Mayor Zohran Mamdani’s administration says the program will use public sites and private grocery operators to lower costs on staple goods in selected neighborhoods
NEW YORK — New York City is moving forward with a municipal grocery-store program that will test whether public ownership of retail space can help lower the cost of basic food staples in neighborhoods where grocery access and affordability remain persistent concerns.
The program, called N.Y.C. Groceries, is being led by the New York City Economic Development Corporation. The city has committed $70 million in capital funding to support construction and fit-out costs for five grocery stores, one in each borough, with priority given to city-owned sites.
City officials have identified two locations so far. La Marqueta in East Harlem was the first site publicly announced, with a 9,000-square-foot grocery store expected to open in 2029. The Peninsula in Hunts Point in the Bronx was later named as the second site and is expected to open earlier, in 2027, as a 20,000-square-foot store within a larger redevelopment of the former Spofford Juvenile Detention Center.

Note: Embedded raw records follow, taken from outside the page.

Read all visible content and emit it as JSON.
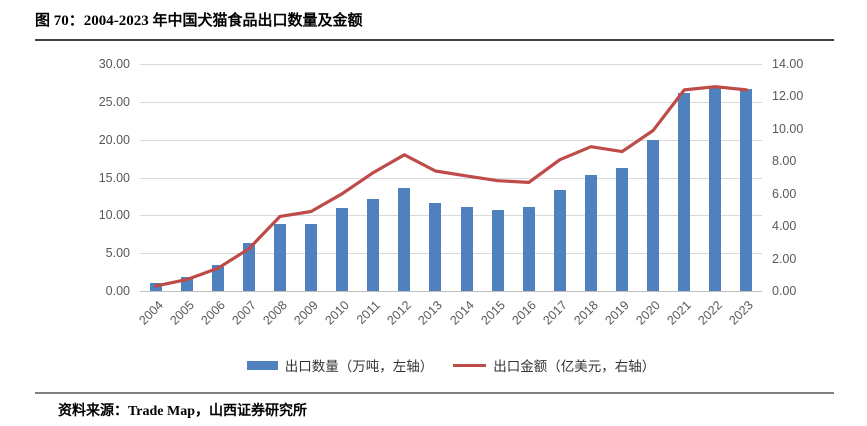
{
  "header": {
    "title": "图 70：2004-2023 年中国犬猫食品出口数量及金额"
  },
  "footer": {
    "source": "资料来源：Trade Map，山西证券研究所"
  },
  "legend": [
    {
      "label": "出口数量（万吨，左轴）",
      "marker": "bar-swatch"
    },
    {
      "label": "出口金额（亿美元，右轴）",
      "marker": "line-swatch"
    }
  ],
  "colors": {
    "bar": "#4E81BD",
    "line": "#BE4B48",
    "grid": "#D9D9D9",
    "axis_line": "#BFBFBF",
    "tick_text": "#595959"
  },
  "chart_data": {
    "type": "bar",
    "combo": "bar+line-dual-axis",
    "title": "图 70：2004-2023 年中国犬猫食品出口数量及金额",
    "categories": [
      "2004",
      "2005",
      "2006",
      "2007",
      "2008",
      "2009",
      "2010",
      "2011",
      "2012",
      "2013",
      "2014",
      "2015",
      "2016",
      "2017",
      "2018",
      "2019",
      "2020",
      "2021",
      "2022",
      "2023"
    ],
    "series": [
      {
        "name": "出口数量（万吨，左轴）",
        "type": "bar",
        "axis": "left",
        "values": [
          1.0,
          1.9,
          3.5,
          6.3,
          8.8,
          8.9,
          11.0,
          12.2,
          13.6,
          11.6,
          11.1,
          10.7,
          11.1,
          13.4,
          15.3,
          16.2,
          19.9,
          26.2,
          26.9,
          26.7
        ]
      },
      {
        "name": "出口金额（亿美元，右轴）",
        "type": "line",
        "axis": "right",
        "values": [
          0.3,
          0.7,
          1.4,
          2.6,
          4.6,
          4.9,
          6.0,
          7.3,
          8.4,
          7.4,
          7.1,
          6.8,
          6.7,
          8.1,
          8.9,
          8.6,
          9.9,
          12.4,
          12.6,
          12.4
        ]
      }
    ],
    "left_axis": {
      "min": 0,
      "max": 30,
      "ticks": [
        0,
        5,
        10,
        15,
        20,
        25,
        30
      ],
      "decimals": 2
    },
    "right_axis": {
      "min": 0,
      "max": 14,
      "ticks": [
        0,
        2,
        4,
        6,
        8,
        10,
        12,
        14
      ],
      "decimals": 2
    },
    "grid": true,
    "legend_position": "bottom",
    "x_label_rotation": -45
  }
}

Although the proposal has been widely described as a city-owned grocery model, its structure is not a traditional government-operated supermarket system. City materials say New York will select experienced grocery operators through a competitive procurement process while retaining public-interest controls over pricing, affordability, labor standards, operations and reporting.

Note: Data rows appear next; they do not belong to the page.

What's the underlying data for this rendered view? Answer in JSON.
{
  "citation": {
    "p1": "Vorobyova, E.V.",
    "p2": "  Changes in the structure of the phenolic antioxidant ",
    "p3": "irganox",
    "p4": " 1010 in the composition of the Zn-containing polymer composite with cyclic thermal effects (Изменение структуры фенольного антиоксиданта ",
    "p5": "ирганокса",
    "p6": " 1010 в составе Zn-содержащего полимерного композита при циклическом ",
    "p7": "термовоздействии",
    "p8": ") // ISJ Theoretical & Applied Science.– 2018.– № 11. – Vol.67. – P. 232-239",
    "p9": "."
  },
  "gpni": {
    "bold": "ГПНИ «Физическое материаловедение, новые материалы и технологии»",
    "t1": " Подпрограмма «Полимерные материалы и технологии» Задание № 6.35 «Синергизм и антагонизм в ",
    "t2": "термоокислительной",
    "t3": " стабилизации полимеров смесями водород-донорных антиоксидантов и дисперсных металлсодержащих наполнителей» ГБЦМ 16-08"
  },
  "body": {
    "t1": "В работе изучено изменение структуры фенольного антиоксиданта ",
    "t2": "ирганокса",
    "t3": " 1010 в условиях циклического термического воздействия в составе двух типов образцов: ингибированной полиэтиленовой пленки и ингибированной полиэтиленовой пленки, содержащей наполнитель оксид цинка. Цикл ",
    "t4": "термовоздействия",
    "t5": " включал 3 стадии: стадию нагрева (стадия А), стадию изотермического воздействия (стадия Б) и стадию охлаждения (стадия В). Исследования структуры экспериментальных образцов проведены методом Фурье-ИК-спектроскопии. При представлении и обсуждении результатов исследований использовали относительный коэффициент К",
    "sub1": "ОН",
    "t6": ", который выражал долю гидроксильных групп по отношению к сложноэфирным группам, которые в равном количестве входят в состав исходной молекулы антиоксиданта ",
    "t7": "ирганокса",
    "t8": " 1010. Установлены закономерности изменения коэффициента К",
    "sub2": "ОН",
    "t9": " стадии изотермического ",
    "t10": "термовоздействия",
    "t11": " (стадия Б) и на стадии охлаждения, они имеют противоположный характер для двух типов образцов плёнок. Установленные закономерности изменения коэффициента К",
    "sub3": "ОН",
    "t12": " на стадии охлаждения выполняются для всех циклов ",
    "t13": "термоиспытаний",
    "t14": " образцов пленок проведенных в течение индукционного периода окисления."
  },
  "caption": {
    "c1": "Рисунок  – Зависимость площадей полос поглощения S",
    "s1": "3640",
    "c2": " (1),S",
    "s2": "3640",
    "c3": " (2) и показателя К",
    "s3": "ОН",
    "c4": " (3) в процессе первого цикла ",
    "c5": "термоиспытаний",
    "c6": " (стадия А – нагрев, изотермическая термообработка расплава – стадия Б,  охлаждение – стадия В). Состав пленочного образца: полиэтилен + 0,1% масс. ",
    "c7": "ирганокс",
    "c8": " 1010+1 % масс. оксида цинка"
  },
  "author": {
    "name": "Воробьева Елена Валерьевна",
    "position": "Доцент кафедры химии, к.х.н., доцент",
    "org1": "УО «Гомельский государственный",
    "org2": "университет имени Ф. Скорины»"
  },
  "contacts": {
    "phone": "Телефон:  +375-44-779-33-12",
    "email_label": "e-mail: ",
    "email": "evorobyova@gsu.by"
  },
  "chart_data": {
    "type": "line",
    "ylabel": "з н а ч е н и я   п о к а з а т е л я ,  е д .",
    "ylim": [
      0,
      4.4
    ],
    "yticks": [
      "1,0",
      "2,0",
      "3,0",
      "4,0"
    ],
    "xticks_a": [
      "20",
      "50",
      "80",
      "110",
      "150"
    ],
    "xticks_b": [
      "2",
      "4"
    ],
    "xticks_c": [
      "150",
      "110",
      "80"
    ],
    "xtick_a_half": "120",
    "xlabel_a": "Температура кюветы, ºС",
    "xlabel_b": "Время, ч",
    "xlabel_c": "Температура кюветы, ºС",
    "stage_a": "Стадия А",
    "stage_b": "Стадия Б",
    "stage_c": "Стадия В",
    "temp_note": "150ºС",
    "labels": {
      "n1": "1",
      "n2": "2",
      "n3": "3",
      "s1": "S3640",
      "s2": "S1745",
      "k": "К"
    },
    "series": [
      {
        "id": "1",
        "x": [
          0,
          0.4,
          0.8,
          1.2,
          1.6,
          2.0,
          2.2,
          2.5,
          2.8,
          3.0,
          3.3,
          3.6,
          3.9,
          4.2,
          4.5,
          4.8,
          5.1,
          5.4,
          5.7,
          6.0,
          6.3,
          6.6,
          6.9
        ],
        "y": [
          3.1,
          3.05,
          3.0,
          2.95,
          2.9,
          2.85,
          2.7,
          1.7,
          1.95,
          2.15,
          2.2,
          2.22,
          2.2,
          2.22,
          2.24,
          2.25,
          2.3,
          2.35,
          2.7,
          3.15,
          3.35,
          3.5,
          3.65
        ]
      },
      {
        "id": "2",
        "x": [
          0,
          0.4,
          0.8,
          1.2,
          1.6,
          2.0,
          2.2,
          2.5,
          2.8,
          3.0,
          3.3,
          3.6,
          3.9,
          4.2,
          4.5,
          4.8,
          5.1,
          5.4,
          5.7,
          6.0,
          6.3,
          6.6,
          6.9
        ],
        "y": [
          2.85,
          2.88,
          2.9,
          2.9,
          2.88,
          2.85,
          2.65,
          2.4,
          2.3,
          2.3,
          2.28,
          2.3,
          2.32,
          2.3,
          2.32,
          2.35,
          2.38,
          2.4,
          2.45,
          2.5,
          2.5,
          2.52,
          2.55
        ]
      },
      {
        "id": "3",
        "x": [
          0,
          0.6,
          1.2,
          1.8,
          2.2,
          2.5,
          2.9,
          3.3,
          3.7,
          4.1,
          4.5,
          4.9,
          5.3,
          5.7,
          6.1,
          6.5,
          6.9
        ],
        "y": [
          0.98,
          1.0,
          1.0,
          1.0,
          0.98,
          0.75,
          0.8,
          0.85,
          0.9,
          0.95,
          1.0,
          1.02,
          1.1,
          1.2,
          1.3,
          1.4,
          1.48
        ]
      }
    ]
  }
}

The initiative comes as grocery costs remain a pressure point for households. The U.S. Department of Agriculture’s April 2026 food-price outlook projected food-at-home prices to rise 2.4% this year, while overall food prices were projected to increase 2.9%.

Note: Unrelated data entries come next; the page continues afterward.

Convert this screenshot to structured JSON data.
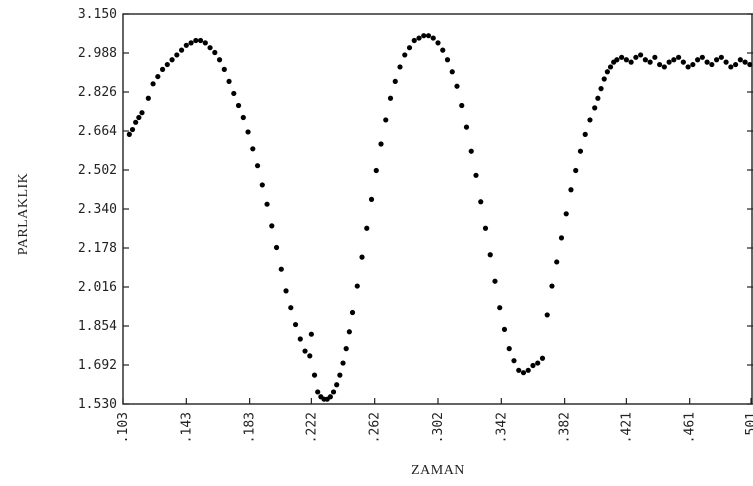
{
  "chart_data": {
    "type": "scatter",
    "title": "",
    "xlabel": "ZAMAN",
    "ylabel": "PARLAKLIK",
    "xlim": [
      0.103,
      0.501
    ],
    "ylim": [
      1.53,
      3.15
    ],
    "grid": false,
    "legend": "none",
    "colors": {
      "points": "#000000",
      "axes": "#222222",
      "background": "#ffffff"
    },
    "x_ticks": [
      {
        "value": 0.103,
        "label": ".103"
      },
      {
        "value": 0.143,
        "label": ".143"
      },
      {
        "value": 0.183,
        "label": ".183"
      },
      {
        "value": 0.222,
        "label": ".222"
      },
      {
        "value": 0.262,
        "label": ".262"
      },
      {
        "value": 0.302,
        "label": ".302"
      },
      {
        "value": 0.342,
        "label": ".342"
      },
      {
        "value": 0.382,
        "label": ".382"
      },
      {
        "value": 0.421,
        "label": ".421"
      },
      {
        "value": 0.461,
        "label": ".461"
      },
      {
        "value": 0.501,
        "label": ".501"
      }
    ],
    "y_ticks": [
      {
        "value": 3.15,
        "label": "3.150"
      },
      {
        "value": 2.988,
        "label": "2.988"
      },
      {
        "value": 2.826,
        "label": "2.826"
      },
      {
        "value": 2.664,
        "label": "2.664"
      },
      {
        "value": 2.502,
        "label": "2.502"
      },
      {
        "value": 2.34,
        "label": "2.340"
      },
      {
        "value": 2.178,
        "label": "2.178"
      },
      {
        "value": 2.016,
        "label": "2.016"
      },
      {
        "value": 1.854,
        "label": "1.854"
      },
      {
        "value": 1.692,
        "label": "1.692"
      },
      {
        "value": 1.53,
        "label": "1.530"
      }
    ],
    "series": [
      {
        "x": [
          0.107,
          0.109,
          0.111,
          0.113,
          0.115,
          0.119,
          0.122,
          0.125,
          0.128,
          0.131,
          0.134,
          0.137,
          0.14,
          0.143,
          0.146,
          0.149,
          0.152,
          0.155,
          0.158,
          0.161,
          0.164,
          0.167,
          0.17,
          0.173,
          0.176,
          0.179,
          0.182,
          0.185,
          0.188,
          0.191,
          0.194,
          0.197,
          0.2,
          0.203,
          0.206,
          0.209,
          0.212,
          0.215,
          0.218,
          0.221,
          0.222,
          0.224,
          0.226,
          0.228,
          0.23,
          0.232,
          0.234,
          0.236,
          0.238,
          0.24,
          0.242,
          0.244,
          0.246,
          0.248,
          0.251,
          0.254,
          0.257,
          0.26,
          0.263,
          0.266,
          0.269,
          0.272,
          0.275,
          0.278,
          0.281,
          0.284,
          0.287,
          0.29,
          0.293,
          0.296,
          0.299,
          0.302,
          0.305,
          0.308,
          0.311,
          0.314,
          0.317,
          0.32,
          0.323,
          0.326,
          0.329,
          0.332,
          0.335,
          0.338,
          0.341,
          0.344,
          0.347,
          0.35,
          0.353,
          0.356,
          0.359,
          0.362,
          0.365,
          0.368,
          0.371,
          0.374,
          0.377,
          0.38,
          0.383,
          0.386,
          0.389,
          0.392,
          0.395,
          0.398,
          0.401,
          0.403,
          0.405,
          0.407,
          0.409,
          0.411,
          0.413,
          0.415,
          0.418,
          0.421,
          0.424,
          0.427,
          0.43,
          0.433,
          0.436,
          0.439,
          0.442,
          0.445,
          0.448,
          0.451,
          0.454,
          0.457,
          0.46,
          0.463,
          0.466,
          0.469,
          0.472,
          0.475,
          0.478,
          0.481,
          0.484,
          0.487,
          0.49,
          0.493,
          0.496,
          0.499
        ],
        "y": [
          2.65,
          2.67,
          2.7,
          2.72,
          2.74,
          2.8,
          2.86,
          2.89,
          2.92,
          2.94,
          2.96,
          2.98,
          3.0,
          3.02,
          3.03,
          3.04,
          3.04,
          3.03,
          3.01,
          2.99,
          2.96,
          2.92,
          2.87,
          2.82,
          2.77,
          2.72,
          2.66,
          2.59,
          2.52,
          2.44,
          2.36,
          2.27,
          2.18,
          2.09,
          2.0,
          1.93,
          1.86,
          1.8,
          1.75,
          1.73,
          1.82,
          1.65,
          1.58,
          1.56,
          1.55,
          1.55,
          1.56,
          1.58,
          1.61,
          1.65,
          1.7,
          1.76,
          1.83,
          1.91,
          2.02,
          2.14,
          2.26,
          2.38,
          2.5,
          2.61,
          2.71,
          2.8,
          2.87,
          2.93,
          2.98,
          3.01,
          3.04,
          3.05,
          3.06,
          3.06,
          3.05,
          3.03,
          3.0,
          2.96,
          2.91,
          2.85,
          2.77,
          2.68,
          2.58,
          2.48,
          2.37,
          2.26,
          2.15,
          2.04,
          1.93,
          1.84,
          1.76,
          1.71,
          1.67,
          1.66,
          1.67,
          1.69,
          1.7,
          1.72,
          1.9,
          2.02,
          2.12,
          2.22,
          2.32,
          2.42,
          2.5,
          2.58,
          2.65,
          2.71,
          2.76,
          2.8,
          2.84,
          2.88,
          2.91,
          2.93,
          2.95,
          2.96,
          2.97,
          2.96,
          2.95,
          2.97,
          2.98,
          2.96,
          2.95,
          2.97,
          2.94,
          2.93,
          2.95,
          2.96,
          2.97,
          2.95,
          2.93,
          2.94,
          2.96,
          2.97,
          2.95,
          2.94,
          2.96,
          2.97,
          2.95,
          2.93,
          2.94,
          2.96,
          2.95,
          2.94
        ]
      }
    ]
  }
}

The broader impact remains uncertain. Five stores cannot determine grocery prices across New York, much less across the United States. Grocery costs are shaped by supply chains, transportation, labor, energy, wholesale markets and weather-related disruptions.
Supporters see the program as a public option for groceries. Business groups and some grocers have raised questions about cost, competition with existing neighborhood retailers and whether a subsidized model can be sustained beyond its pilot phase.